UCB buys Candid Therapeutics for up to US$2.2bn to deepen autoimmune T-cell engager push

The transaction, announced on 3 May, gives UCB a portfolio of bispecific antibodies designed to redirect T cells against disease-driving B cells and plasma cells. UCB will pay US$2.0bn upfront, with a further US$200m tied to milestones.

The size of the cheque is notable because Candid is still young. The company launched in September 2024 with a US$370m Series A and an unusually engineered formation: a financing round combined with the acquisition of two biotechs, Vignette Bio and TRC 2004, and the licensing of their lead assets.

That strategy has now produced a rapid exit. Candid’s CEO Ken Song previously led RayzeBio, the radiopharmaceutical company acquired by Bristol Myers Squibb for around US$4.1bn in February 2024. Song’s Candid playbook was again built around fast company formation, clinical-stage assets and a large syndicate of specialist investors.

For UCB, the deal is not a one-off excursion into a fashionable field. In March, the Brussels-based company licensed ATG-201, a CD19/CD3 bispecific T-cell engager from Antengene, gaining worldwide rights to develop and commercialise the candidate for B-cell-related autoimmune diseases. UCB and Antengene described that agreement as giving UCB access to a next-generation biologics platform and a T-cell engager designed for B-cell depletion.

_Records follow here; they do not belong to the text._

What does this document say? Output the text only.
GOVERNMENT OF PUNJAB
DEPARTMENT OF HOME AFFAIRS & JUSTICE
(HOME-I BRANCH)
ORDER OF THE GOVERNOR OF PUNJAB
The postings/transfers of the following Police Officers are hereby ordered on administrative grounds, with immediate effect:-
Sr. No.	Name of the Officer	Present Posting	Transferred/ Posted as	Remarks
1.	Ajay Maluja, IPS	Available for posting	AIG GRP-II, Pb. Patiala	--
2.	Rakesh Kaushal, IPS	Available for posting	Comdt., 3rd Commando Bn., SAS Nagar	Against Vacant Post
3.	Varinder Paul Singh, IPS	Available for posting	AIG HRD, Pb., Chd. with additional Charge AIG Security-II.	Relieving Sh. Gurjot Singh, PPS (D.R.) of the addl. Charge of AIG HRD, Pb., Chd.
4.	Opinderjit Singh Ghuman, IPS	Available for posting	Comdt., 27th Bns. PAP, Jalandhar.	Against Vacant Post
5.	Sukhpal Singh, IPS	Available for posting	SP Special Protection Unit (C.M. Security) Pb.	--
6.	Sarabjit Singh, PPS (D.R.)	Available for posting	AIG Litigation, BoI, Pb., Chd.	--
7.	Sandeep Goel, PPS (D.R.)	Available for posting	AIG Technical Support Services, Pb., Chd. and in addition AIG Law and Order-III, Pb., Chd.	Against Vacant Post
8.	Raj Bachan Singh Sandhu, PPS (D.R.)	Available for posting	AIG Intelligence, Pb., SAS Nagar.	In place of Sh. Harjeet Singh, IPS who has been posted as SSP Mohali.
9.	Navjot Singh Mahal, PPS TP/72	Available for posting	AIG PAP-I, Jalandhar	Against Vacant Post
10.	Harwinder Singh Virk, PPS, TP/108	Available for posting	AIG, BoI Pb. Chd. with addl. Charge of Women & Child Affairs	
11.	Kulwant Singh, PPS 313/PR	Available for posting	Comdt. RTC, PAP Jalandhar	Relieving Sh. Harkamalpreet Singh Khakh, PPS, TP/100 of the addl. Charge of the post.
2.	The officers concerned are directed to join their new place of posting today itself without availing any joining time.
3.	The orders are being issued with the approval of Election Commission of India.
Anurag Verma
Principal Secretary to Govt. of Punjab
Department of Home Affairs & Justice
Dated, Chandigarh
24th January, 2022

The Candid acquisition therefore looks less like opportunistic M&A than a deliberate attempt to assemble a portfolio before the autoimmune T-cell engager field becomes crowded with late-stage data.

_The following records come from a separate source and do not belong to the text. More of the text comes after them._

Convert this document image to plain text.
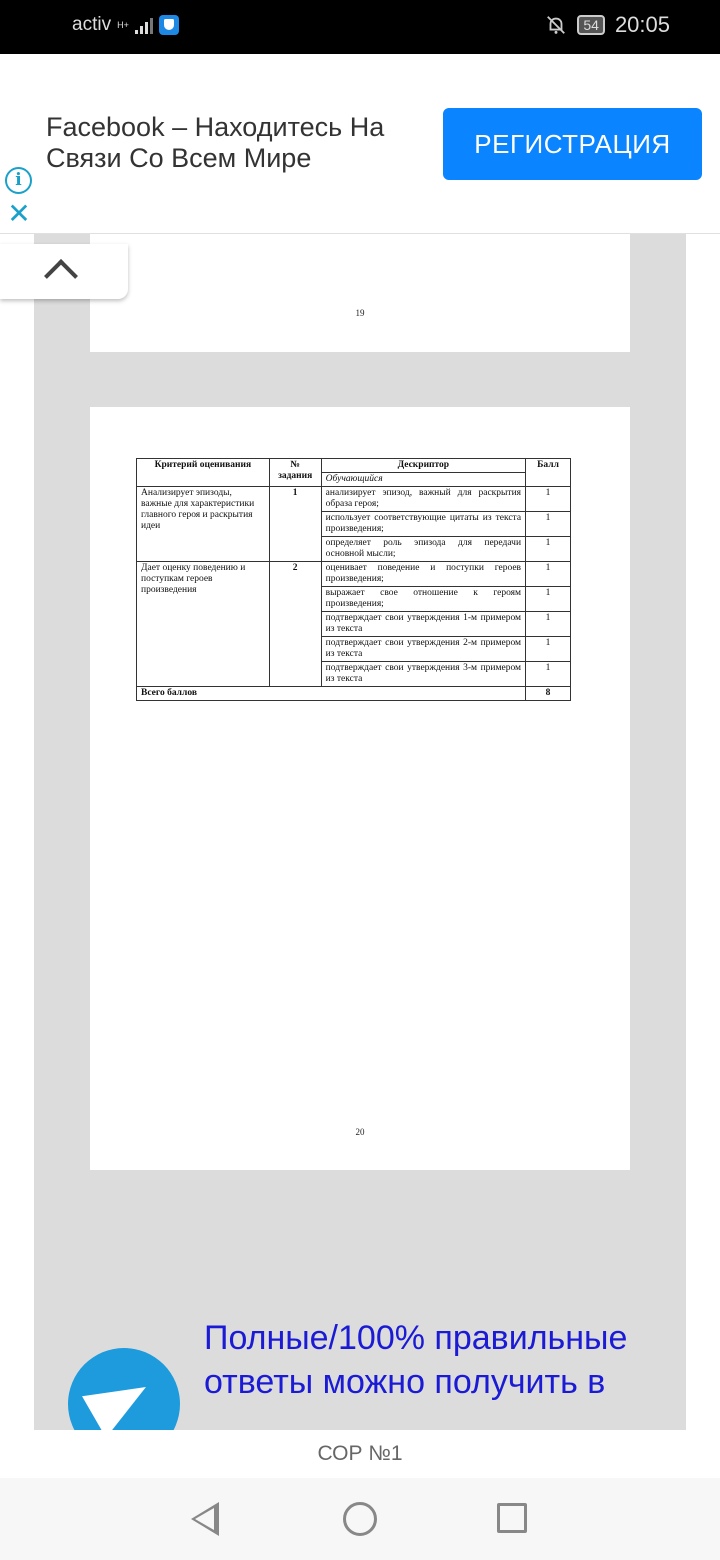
activ H+	54 20:05
Facebook – Находитесь На Связи Со Всем Мире	РЕГИСТРАЦИЯ
i
✕
19
Критерий оценивания	№ задания	Дескриптор	Балл
		Обучающийся	
Анализирует эпизоды, важные для характеристики главного героя и раскрытия идеи	1	анализирует эпизод, важный для раскрытия образа героя;	1
		использует соответствующие цитаты из текста произведения;	1
		определяет роль эпизода для передачи основной мысли;	1
Дает оценку поведению и поступкам героев произведения	2	оценивает поведение и поступки героев произведения;	1
		выражает свое отношение к героям произведения;	1
		подтверждает свои утверждения 1-м примером из текста	1
		подтверждает свои утверждения 2-м примером из текста	1
		подтверждает свои утверждения 3-м примером из текста	1
Всего баллов			8
20
Полные/100% правильные ответы можно получить в
СОР №1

From lupus CAR-T excitement to bispecific competition

The scientific rationale behind the deal has been building for several years. Autoimmune drug development has been energised by academic and early clinical work suggesting that deep B-cell depletion, including with CAR-T therapies, could produce profound responses in diseases such as systemic lupus erythematosus.

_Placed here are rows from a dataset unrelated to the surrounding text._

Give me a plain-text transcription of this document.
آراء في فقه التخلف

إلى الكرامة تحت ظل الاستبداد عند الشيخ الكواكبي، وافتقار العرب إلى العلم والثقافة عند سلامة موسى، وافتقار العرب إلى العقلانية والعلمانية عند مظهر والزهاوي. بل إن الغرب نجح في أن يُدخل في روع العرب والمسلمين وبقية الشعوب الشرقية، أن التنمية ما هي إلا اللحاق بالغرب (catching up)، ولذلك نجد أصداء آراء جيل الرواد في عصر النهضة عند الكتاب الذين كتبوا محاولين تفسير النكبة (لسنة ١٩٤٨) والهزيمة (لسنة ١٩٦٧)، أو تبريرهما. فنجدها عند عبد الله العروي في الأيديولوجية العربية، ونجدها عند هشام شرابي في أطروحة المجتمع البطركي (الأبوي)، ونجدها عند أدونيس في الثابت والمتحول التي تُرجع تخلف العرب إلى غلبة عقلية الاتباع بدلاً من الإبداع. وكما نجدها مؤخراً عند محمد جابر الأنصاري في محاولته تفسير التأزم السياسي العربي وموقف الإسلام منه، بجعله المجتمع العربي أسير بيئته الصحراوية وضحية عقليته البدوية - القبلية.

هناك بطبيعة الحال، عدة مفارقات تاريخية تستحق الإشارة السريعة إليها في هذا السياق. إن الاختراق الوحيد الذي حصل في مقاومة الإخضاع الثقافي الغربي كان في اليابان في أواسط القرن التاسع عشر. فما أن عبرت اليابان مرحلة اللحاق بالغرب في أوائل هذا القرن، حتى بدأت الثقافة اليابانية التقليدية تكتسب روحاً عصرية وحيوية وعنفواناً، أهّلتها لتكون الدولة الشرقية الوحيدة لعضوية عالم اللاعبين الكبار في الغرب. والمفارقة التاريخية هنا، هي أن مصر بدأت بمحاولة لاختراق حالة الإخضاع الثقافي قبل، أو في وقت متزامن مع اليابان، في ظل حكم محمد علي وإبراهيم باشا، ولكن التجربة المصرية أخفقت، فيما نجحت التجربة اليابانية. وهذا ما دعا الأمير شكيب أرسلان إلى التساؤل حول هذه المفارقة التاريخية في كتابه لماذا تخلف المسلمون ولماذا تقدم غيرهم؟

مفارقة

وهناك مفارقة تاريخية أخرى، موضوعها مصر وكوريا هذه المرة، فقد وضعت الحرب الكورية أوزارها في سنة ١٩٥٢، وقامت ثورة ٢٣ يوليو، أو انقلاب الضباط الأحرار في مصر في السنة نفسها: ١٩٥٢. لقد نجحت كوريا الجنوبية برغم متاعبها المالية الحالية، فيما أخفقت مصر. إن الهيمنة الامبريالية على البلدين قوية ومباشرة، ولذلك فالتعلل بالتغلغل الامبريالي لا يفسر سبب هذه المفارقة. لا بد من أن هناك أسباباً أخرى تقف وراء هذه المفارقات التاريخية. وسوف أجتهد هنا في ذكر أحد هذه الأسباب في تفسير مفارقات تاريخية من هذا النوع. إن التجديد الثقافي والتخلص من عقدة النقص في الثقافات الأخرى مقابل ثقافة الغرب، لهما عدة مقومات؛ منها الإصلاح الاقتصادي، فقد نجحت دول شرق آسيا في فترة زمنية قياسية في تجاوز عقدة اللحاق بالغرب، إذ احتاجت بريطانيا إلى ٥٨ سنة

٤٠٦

But pharma companies are now looking beyond autologous cell therapy. Kyverna’s lupus programme, one of the closely watched CAR-T efforts in autoimmune disease, saw investor enthusiasm hit by a relapse in a lupus nephritis patient who had initially responded. Kyverna’s stock fell by about 34% after the news, while the company’s data also showed cytokine release syndrome in 26 of the first 30 patients treated, although none of the ICANS cases were severe.

That does not invalidate autoimmune CAR-T, but it does explain the industry’s interest in redosable, off-the-shelf alternatives. T-cell engagers aim to borrow the immune-cell redirection logic of oncology bispecifics, but without the manufacturing complexity of autologous CAR-T.

And the pharma industry noticed the change. GSK paid US$300m upfront to test Chimagen Biosciences’ CD19/CD20 dual-targeted T-cell engager in lupus and potentially other B-cell-driven autoimmune diseases, and companies like Takeda, Nkarta, Sana Biotechnology and IGM Biosciences have also shifted oncology cell therapy or T-cell engager programmes toward autoimmune disease. Seen against that backdrop, UCB’s Candid acquisition is part of a wider migration of oncology technologies into immunology.

Why Candid was attractive

Candid’s two initial T-cell engager assets were developed in China for cancer, had completed Phase I trials, and were being repositioned for autoimmune disease. One targeted BCMA and the other CD20, with both also binding CD3 on T cells.

The structure is becoming familiar in biotech dealmaking: assets generated or first tested in China, financed and packaged by US venture investors, then acquired or licensed by global pharma companies seeking differentiated clinical-stage programmes.

UCB has now used both routes in quick succession. The Antengene licensing deal gave it a CD19/CD3 programme and platform access. The Candid acquisition adds a broader company and a clinical-stage portfolio, including cizutamig, Candid’s BCMA/CD3 bispecific. The common thread is B-cell depletion, but across different targets and constructs.

A European buyer in a US-led financing story

For Europe’s biotech sector, the deal is interesting because the buyer is European even though the company creation story is largely American. Candid was launched in San Diego, backed by US venture investors, and led by a management team already associated with a major US pharma exit. Its Series A was co-led by Venrock Healthcare Capital Partners, Fairmount, TCGX and venBio Partners, with Foresite Capital and Third Rock Ventures also participating.

That fits a broader pattern in which European mid-to-large biopharma companies are increasingly using business development to compete in high-risk modality shifts rather than relying only on internal R&D. In UCB’s case, the company had already built commercial momentum in immunology through Bimzelx, its dual IL-17A/IL-17F inhibitor. Bimzelx had secured five approvals in two years and become an immunology blockbuster.

The Candid deal therefore extends UCB’s immunology ambitions. It also puts UCB into more direct competition with companies trying to define whether the future of severe autoimmune disease belongs to CAR-T, bispecific antibodies, multispecific antibodies, or some combination of all three.